Dear people who indulge my 3 year old when she decides to talk to you.  Thank you.  To the man who was stopped next to us at the stoplight, to the Walmart cashier who did his/her best to have a conversation with her while we were checking out, to the random people that walk by and she says "hi" to you 40 times.  I know it can get a bit annoying, but thank you....really.  My little girl loves talking to people and it just makes her day when someone talks back to her.  She gets so excited and always tells Grant or I that she "said hi to peoples".  The smile that lights her face just makes me happy.  Rest assured, if she starts getting to be a little much or she just wont stop, I will ask her to stop.  I love that my little girl is so social.
When we were leaving the park yesterday, there was a mom who was standing right next to her.  As she got into the wagon, she said bye to this mom.  The mom didn't even bat an eye.  Izzy, being herself, just kept saying it in hopes she would look at her and say bye back.  But she didn't.  To you I say shame on you.  You have kids yourself, even ones that are older than mine.  You know how they are and you know how they can love talking to people.  I know it's not your "duty" to say anything back, but it is common decency.  I don't ask you to carry on a 5 minute conversation with her.  I was just hoping you would say something back so she knows that you aren't ignoring her.  But you didn't.  You just stood right next to her, watching your child on the playground (which I commend you for making sure your child was safe), letting her say bye to you over and over.  I'm trying to teach my girls that there is good in people and to always be nice, and you didn't help.  So thanks for that.  You're not helping.

Monday, April 11, 2016

Political Debates

Grant got into it tonight with a friend on Facebook about politics...well got into it isn't the right phrase. He actually debated with this guy. I was a little surprised because I don't see an actual debate anymore. Now, it seems like any political post that's done on Facebook is met with insults, name calling, and just being straight up disrespectful. I don't get why is so ungodly offensive for someone to have a different view or opinion from someone else. I kept up with that conversation because it was entertaining, plus I liked the different views.
I don't usually post anything political because of the risk I'll get slammed for it. But I have an idea...ready? If someone posts something that is a different view than yours, and you plan on commenting something that isn't much more than insults or saying it's stupid, how about you just keep scrolling....k?

Thursday, April 7, 2016

Hot Cars

Now with the weather starting to warm up, albeit very slowly, I see a lot of posts on Facebook about leaving babies and pets in hot cars.  Along with some of those are comments that the person wouldn't feel bad at all for breaking a window to let the animal out.  Now, for the most part I'm with you.  But I just hope that before any window smashing or calls to CPS, you'd actually check to make sure the child/pet is in danger.  I know times have changed (and by a ton!), but sometimes the child/pet is in absolutely no danger and doesn't need to be rescued. It almost saddens me that people now have to put a sign up on the window that says things like "My mom/dad just ran in quick and left the AC on so I am just fine. Please don't break the glass!". It makes me think that the phrase "it takes a village..." is taken a bit too seriously.
Before we had kids, Ace came with Grant and I almost everywhere we went when we ran errands.  He loved coming with!  But we only did it if we weren't going to be in the store for very long.  Trips to the grocery store or the mall, he stayed home.  But if we went to the gas station, or the bank...places like that, he'd come with.  When we went into the store, we'd always make sure to leave the car running with the air conditioner on or a window open if it was a cool enough day to not need the AC.  Now that we have the girls, it can be a huge pain in the butt to lug them in and out of stores if I'm only running in for 1 or 2 things.  Sometimes it would take longer to get them out of the car than it would for me to just run in quick.  They usually want to bring a toy or stuffed animal with to entertain themselves on the way and it just makes more sense to leave them in the car while I run in quick.  But I'm so worried some nosy Nelly is going to see me go in, see the girls in the car and immediately call me in...even if they are not in any danger at all.  I don't like that feeling.

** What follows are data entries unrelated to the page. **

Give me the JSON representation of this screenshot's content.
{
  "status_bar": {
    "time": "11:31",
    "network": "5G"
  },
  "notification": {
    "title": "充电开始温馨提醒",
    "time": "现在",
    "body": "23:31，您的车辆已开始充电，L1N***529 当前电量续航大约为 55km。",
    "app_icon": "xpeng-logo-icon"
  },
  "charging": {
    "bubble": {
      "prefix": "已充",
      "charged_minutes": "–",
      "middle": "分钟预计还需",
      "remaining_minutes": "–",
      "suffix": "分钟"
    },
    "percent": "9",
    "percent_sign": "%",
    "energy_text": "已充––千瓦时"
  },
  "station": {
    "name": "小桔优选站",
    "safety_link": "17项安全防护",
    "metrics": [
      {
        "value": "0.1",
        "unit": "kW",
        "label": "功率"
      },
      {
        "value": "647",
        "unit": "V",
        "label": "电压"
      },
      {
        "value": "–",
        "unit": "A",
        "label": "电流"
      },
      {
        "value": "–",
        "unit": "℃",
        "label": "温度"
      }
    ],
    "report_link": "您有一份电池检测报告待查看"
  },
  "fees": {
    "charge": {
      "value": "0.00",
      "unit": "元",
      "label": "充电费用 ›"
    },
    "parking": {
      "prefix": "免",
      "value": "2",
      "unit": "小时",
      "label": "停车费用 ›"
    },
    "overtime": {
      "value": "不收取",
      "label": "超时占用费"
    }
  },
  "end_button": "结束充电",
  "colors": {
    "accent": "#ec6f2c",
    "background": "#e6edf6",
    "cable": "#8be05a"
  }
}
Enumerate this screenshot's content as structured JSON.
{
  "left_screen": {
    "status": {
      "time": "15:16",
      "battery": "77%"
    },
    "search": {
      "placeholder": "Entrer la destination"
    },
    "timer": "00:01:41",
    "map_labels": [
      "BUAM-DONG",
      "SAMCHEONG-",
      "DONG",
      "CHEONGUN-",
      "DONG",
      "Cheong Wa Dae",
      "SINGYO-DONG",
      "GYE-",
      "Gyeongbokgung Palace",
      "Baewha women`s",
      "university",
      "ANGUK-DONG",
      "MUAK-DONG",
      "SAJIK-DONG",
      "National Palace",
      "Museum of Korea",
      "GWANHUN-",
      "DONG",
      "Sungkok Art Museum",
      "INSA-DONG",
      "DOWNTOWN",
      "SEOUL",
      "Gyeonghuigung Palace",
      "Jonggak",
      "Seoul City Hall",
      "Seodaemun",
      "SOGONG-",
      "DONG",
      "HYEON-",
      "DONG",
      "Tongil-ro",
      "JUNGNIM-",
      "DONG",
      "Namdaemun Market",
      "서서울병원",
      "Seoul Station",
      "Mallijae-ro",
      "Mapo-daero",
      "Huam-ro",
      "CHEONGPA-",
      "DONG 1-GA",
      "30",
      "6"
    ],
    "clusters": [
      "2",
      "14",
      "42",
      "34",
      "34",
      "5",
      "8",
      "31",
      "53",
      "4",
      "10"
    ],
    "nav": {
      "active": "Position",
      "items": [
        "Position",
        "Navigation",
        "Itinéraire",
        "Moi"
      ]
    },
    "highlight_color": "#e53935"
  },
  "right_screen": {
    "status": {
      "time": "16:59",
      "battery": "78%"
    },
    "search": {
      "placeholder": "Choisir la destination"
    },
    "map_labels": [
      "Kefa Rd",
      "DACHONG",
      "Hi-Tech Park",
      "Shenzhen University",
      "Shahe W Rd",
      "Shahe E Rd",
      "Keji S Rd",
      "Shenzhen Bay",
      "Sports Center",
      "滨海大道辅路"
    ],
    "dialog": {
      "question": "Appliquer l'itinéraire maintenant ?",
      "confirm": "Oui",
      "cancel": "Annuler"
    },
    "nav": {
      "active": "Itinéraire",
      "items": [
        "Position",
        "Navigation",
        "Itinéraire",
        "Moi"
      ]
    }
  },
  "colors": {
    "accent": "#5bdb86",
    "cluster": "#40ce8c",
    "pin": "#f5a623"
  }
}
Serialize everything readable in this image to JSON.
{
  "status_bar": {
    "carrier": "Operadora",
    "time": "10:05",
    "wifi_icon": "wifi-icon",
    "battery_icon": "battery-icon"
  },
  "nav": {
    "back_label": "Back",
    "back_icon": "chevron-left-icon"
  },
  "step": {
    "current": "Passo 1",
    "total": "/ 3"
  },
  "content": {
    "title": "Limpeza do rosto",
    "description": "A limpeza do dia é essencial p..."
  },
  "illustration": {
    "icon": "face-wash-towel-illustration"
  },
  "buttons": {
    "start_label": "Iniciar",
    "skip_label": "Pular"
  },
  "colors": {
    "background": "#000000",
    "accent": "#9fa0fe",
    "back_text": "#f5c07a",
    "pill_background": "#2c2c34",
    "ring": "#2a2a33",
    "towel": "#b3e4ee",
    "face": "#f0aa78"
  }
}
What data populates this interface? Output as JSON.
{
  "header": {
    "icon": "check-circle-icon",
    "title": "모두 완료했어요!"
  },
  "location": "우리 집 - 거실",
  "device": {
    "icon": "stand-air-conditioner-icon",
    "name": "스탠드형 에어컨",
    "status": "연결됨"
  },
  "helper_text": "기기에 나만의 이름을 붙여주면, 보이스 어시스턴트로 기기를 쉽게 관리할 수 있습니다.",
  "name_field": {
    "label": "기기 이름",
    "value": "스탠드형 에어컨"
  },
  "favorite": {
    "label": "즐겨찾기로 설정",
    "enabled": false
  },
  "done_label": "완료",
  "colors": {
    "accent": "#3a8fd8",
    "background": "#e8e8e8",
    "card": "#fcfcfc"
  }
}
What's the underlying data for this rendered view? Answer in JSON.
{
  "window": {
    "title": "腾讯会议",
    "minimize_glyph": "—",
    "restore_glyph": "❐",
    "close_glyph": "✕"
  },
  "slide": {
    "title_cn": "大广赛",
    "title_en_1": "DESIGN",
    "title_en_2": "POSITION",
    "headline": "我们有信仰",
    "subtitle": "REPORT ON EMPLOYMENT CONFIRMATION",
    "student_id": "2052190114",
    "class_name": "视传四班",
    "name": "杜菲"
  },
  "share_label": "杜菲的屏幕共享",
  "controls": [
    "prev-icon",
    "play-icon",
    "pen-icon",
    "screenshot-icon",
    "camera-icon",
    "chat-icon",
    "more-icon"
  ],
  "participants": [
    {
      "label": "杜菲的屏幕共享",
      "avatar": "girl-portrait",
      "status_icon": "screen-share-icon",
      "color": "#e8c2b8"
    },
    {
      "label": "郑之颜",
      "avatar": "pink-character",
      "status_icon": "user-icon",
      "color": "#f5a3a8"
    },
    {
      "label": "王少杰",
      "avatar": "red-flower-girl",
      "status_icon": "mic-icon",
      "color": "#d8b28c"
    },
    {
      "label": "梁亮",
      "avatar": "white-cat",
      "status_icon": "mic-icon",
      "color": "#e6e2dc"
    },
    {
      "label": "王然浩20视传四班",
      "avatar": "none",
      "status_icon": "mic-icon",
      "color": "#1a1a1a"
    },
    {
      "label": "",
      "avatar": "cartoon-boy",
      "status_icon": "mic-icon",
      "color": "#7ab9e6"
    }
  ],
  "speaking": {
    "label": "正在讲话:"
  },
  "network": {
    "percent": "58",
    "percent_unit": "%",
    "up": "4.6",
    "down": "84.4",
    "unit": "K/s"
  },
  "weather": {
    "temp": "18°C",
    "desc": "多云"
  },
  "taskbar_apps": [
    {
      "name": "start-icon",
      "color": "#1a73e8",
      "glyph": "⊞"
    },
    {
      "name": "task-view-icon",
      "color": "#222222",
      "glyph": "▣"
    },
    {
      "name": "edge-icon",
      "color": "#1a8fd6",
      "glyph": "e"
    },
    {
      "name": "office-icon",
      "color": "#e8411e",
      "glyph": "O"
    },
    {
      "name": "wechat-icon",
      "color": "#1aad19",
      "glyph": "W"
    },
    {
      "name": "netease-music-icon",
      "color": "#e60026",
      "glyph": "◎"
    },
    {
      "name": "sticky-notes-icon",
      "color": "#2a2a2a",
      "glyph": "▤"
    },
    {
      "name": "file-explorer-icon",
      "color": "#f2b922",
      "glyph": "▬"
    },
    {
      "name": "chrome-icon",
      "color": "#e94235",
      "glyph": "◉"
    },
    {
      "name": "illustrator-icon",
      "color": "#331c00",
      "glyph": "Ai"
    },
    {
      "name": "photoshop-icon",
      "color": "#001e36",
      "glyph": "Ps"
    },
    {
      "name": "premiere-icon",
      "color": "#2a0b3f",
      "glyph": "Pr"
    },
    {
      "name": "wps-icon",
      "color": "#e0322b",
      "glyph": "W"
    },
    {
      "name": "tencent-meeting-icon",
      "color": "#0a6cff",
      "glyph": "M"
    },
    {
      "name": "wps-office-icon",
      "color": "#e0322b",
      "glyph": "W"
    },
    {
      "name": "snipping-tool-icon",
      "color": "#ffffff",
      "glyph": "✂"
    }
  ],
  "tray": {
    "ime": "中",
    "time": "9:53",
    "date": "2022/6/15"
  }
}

I guess what this whole post boils down to is this:  If you see an animal or a child in the car and you know the parent is in the store...make sure they are in danger before you take action.  Sometimes it warrants intervention, and sometimes it doesn't.

Wednesday, April 6, 2016

I dont get it

It's probably not much of a secret that when I drink wine, I get really reflective.  That happened again tonight.  I was trying to put that I went to a certain college, but it posted to Facebook as though I had just started.  Someone who I thought was a supremely close friend of mine commented that she was really happy for me and that she hoped it was for teaching or something.  The first thing I thought was are you actually happy for me? because I haven't talked to said person in a long time.  I left the place we worked at, and our friendship went downhill from there.  Friendship is kind of a hot topic for me because I cant seem to keep any friends that I've made after high school.  I can only seem to keep two friends, and even one of them seems to be dicey here and there.  I don't like that someone who I thought was a great friend of mine, only to decide someone else is a better friend, comments on just some of the things I post.  Especially when I see them at a store, and it seems like they cant get away from me fast enough.  ok it probably wasn't me personally, but it's still how it seemed.  We had so much in common and we got along so great, and I seriously thought I'd have this friend in my close circle forever, and it just doesn't seem to be happening.  And I hate that.  I hate that we drifted so far apart to where we don't even communicate outside of the Facebook world.  That makes me sadder than she probably knows..or even cares.  She has her own little world now and I just don't seem to be apart of it anymore.  I hate that, but I guess that's how it's going to be.  I can either deal with it, or just delete her and say fuck it...but chances are I'll get a request from her later on if I delete her anyway...sigh.  I hate my friendship status some days.